How Darden Hit No. 1 in Student Satisfaction

Yet another finding was that some faculty unwittingly contributed to some of the dissatisfaction. “Traditionally, most faculty think of recruiting as a necessary evil,” says Liedtka. “They believe that students are here for an education, and ‘yes they want a job, but the less time they spend with career services the better. Let’s not let it interfere with what goes on in the classroom.’ What we came to realize is that our attitude was driving the prime source of dissatisfaction for our students. Unless we as faculty were willing to be better partners with our career services people, some students were going to have problems with that. So this was very much a mind shift.” It meant that faculty needed to be more helpful in using their connections to help students with their job searches, especially when a student wanted a less-than-mainstream MBA job.

The research team frequently found that the highs were the inverse of the lows. “Getting the great internship you really loved, getting the job offer from McKinsey or Goldman was a greal high,” says Liedtka. So was being part of the community and feeling like you knew everyone. When they were good, they were great; and when they were bad they were awful. One of the high points of Darden is when students coming back from their summer internships because they find the hard work in the first year paid off. It’s an affirmation of the choices they’ve made and what they’ve learned and that provides an emotional high when they come back for the second year.”

ODDLY, THE MOST IMPORTANT CHANGE FROM THE RESEARCH DIDN’T IMPACT THE CLASS OF 2010.

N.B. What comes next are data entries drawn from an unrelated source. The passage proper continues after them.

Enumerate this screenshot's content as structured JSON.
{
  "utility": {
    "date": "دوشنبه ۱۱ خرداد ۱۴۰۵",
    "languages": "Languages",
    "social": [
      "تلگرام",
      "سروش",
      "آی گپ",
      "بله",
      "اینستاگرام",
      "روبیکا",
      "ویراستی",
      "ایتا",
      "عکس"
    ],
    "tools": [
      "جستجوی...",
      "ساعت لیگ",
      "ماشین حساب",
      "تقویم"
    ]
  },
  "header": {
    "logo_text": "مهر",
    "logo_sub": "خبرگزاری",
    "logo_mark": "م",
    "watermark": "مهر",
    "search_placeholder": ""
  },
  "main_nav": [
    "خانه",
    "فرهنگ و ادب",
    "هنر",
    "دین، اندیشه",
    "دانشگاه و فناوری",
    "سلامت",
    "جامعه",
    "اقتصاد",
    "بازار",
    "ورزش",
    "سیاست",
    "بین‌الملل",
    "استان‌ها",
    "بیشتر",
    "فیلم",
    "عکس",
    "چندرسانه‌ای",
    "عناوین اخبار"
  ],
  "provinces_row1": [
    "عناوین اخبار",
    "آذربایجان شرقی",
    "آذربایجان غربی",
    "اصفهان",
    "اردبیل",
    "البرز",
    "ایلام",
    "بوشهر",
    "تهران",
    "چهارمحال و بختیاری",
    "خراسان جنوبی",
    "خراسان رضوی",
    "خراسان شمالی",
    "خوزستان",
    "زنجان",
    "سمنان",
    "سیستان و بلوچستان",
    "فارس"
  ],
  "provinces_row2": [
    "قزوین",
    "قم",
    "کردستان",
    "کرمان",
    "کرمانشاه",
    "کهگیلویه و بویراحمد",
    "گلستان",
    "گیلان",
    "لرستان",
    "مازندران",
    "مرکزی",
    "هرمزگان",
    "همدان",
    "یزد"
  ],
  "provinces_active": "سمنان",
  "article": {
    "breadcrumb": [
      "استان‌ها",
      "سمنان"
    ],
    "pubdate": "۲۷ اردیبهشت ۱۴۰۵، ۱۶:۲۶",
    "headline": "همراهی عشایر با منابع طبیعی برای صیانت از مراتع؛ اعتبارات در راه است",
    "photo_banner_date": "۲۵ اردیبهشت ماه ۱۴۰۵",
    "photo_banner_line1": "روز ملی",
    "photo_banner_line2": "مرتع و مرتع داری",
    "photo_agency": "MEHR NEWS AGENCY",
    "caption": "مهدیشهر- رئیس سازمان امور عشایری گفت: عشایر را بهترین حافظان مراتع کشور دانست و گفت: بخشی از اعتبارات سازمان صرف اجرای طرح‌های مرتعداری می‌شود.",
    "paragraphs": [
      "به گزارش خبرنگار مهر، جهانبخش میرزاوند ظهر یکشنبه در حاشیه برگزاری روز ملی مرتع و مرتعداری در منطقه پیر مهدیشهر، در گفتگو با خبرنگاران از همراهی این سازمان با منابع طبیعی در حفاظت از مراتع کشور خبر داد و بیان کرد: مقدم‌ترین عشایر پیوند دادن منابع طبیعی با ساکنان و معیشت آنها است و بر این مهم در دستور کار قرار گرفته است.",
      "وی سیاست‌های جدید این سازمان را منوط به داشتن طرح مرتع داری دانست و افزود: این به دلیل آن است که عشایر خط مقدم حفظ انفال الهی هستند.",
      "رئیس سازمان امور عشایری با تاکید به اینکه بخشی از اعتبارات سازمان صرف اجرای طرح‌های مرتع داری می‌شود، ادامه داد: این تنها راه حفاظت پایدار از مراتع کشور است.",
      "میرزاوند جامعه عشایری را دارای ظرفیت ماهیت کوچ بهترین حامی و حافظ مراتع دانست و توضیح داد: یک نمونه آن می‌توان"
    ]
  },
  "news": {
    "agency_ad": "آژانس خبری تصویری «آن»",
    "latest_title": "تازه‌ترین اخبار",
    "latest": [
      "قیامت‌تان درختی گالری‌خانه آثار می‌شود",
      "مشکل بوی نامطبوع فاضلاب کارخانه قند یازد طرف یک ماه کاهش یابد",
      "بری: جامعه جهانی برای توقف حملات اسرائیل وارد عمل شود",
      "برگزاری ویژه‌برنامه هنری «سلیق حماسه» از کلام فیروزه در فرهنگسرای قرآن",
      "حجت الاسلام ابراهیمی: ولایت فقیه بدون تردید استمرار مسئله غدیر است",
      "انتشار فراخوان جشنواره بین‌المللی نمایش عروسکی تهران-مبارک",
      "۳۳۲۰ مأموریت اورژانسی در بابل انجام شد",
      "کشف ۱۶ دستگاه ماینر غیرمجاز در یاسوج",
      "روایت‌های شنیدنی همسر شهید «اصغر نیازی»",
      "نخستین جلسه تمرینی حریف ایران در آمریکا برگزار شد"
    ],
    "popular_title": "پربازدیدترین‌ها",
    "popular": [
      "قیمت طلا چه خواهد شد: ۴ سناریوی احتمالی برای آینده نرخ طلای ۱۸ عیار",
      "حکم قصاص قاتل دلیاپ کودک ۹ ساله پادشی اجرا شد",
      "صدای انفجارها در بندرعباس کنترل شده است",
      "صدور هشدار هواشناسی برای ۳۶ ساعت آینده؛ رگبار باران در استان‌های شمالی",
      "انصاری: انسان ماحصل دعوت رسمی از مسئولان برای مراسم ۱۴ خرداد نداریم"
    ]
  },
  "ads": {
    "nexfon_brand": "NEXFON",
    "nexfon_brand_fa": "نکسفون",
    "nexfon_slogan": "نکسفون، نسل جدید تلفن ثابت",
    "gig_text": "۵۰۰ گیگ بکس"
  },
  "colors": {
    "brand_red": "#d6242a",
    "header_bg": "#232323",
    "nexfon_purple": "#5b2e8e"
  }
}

The report led to numerous changes but not particularly for the Class of 2010, the highly satisfied graduates in BusinessWeek’s latest satisfaction survey. This past fall, for example, Darden broke its traditional semester scheduling and moved to shorter, intense modules lasting up to four weeks each In between these shorter educational bursts, the school freed up a week’s time to accommodate the job search needs of MBAs as well as student-run conferences and other activities. “You now go four weeks really hard and then have a week comprised of co-curricular and career activities,” says Carraway. The change took a lot of conflicting pressure off of the students, allowing them to better balance the academics with recruiting and social life. It also led to more coordinated programming between the curriculum and the co-curricular events. A student conference on global finance, for example, was scheduled in the down week just after first years finished a course on Global Economics and just before they would start the basic Finance course.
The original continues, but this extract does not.